When an individual becomes unable to make decisions concerning their financial affairs, health or personal welfare then, unless they have made a valid Lasting Power of Attorney, someone needs to be empowered to make those decisions on their behalf.
Bank accounts may need to be accessed, property sold, decisions made about where the person is to live and how their care will be funded. The Court of Protection is the specialist Court that has the jurisdiction to appoint a Deputy with the necessary authority that will be recognised by Financial Institutions, Government Departments and others.
In most cases the sooner the application is made the better and, while the majority of applications to the Court of Protection do not necessitate an actual appearance in Court, the procedure is formal and there are specific requirements and time limits when an application is made. Our Team have the experience and expertise to guide you through the rules and regulations and to help the application to be progressed as quickly as circumstances allow.
Once a Deputy has been appointed the powers that are granted by the Court of Protection must be exercised in accordance with the provisions of the Mental Health Act 2005 and the Code of Practice issued under the Act.
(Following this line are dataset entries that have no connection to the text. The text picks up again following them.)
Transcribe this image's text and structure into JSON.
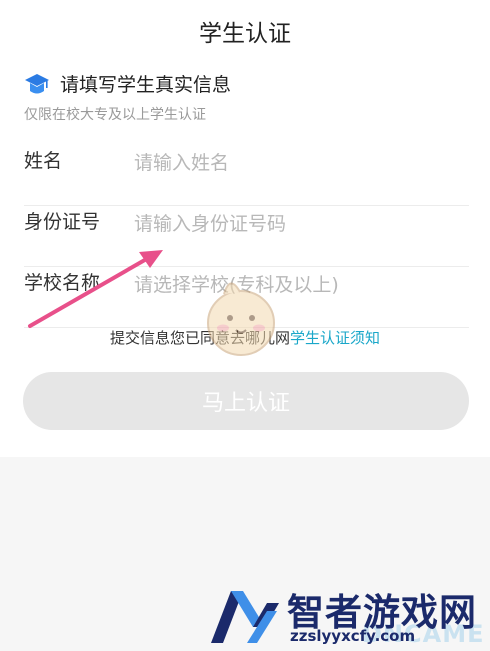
{
  "page": {
    "title": "学生认证"
  },
  "intro": {
    "heading": "请填写学生真实信息",
    "subtext": "仅限在校大专及以上学生认证"
  },
  "form": {
    "fields": [
      {
        "label": "姓名",
        "placeholder": "请输入姓名",
        "value": ""
      },
      {
        "label": "身份证号",
        "placeholder": "请输入身份证号码",
        "value": ""
      },
      {
        "label": "学校名称",
        "placeholder": "请选择学校(专科及以上)",
        "value": ""
      }
    ]
  },
  "agreement": {
    "text": "提交信息您已同意去哪儿网",
    "link": "学生认证须知"
  },
  "submit": {
    "label": "马上认证"
  },
  "watermark": {
    "title": "智者游戏网",
    "url": "zzslyyxcfy.com",
    "ghost": "DNCAME"
  },
  "colors": {
    "accent_link": "#1aa7c9",
    "arrow": "#e8508a",
    "button_disabled": "#e6e6e6",
    "page_bg": "#f6f6f6"
  }
}
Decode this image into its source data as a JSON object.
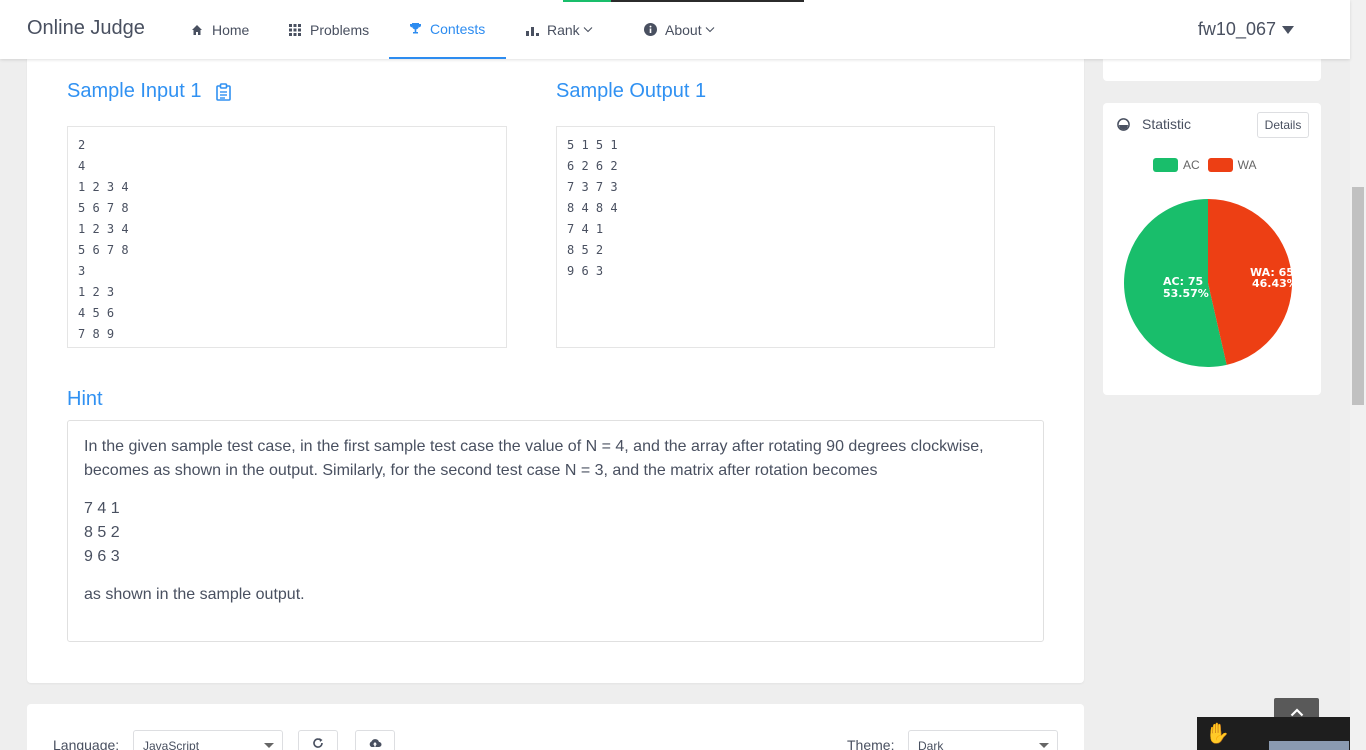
{
  "header": {
    "brand": "Online Judge",
    "nav": [
      {
        "label": "Home",
        "icon": "home-icon"
      },
      {
        "label": "Problems",
        "icon": "grid-icon"
      },
      {
        "label": "Contests",
        "icon": "trophy-icon",
        "active": true
      },
      {
        "label": "Rank",
        "icon": "bar-chart-icon"
      },
      {
        "label": "About",
        "icon": "info-icon"
      }
    ],
    "user": "fw10_067"
  },
  "problem": {
    "sample_input_title": "Sample Input 1",
    "sample_output_title": "Sample Output 1",
    "sample_input": "2\n4\n1 2 3 4\n5 6 7 8\n1 2 3 4\n5 6 7 8\n3\n1 2 3\n4 5 6\n7 8 9",
    "sample_output": "5 1 5 1\n6 2 6 2\n7 3 7 3\n8 4 8 4\n7 4 1\n8 5 2\n9 6 3",
    "hint_title": "Hint",
    "hint_paragraph": "In the given sample test case, in the first sample test case the value of N = 4, and the array after rotating 90 degrees clockwise, becomes as shown in the output. Similarly, for the second test case N = 3, and the matrix after rotation becomes",
    "hint_matrix": [
      "7 4 1",
      "8 5 2",
      "9 6 3"
    ],
    "hint_closing": "as shown in the sample output."
  },
  "statistic": {
    "title": "Statistic",
    "details_label": "Details",
    "colors": {
      "ac": "#19be6b",
      "wa": "#ed3f14"
    },
    "ac_text": "AC: 75",
    "ac_pct_text": "53.57%",
    "wa_text": "WA: 65",
    "wa_pct_text": "46.43%"
  },
  "chart_data": {
    "type": "pie",
    "labels": [
      "AC",
      "WA"
    ],
    "values": [
      75,
      65
    ],
    "percentages": [
      53.57,
      46.43
    ],
    "legend": "top"
  },
  "editor_bar": {
    "language_label": "Language:",
    "language_value": "JavaScript",
    "theme_label": "Theme:",
    "theme_value": "Dark"
  }
}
We are able to guide Deputies in the exercise of their duties, making sure that all of the appropriate guidance and formalities are followed, helping to make the undoubtedly onerous task of looking after someone else’s affairs as straightforward as possible.
It may be necessary to seek the formal permission of the Court to take a particular step. It is sometimes necessary to ask the Court to approve the making of a Will on behalf of someone who is unable to do this for themself. These are all matters upon which we can provide timely advice, reducing the stress and worry that such matters can sometimes attract.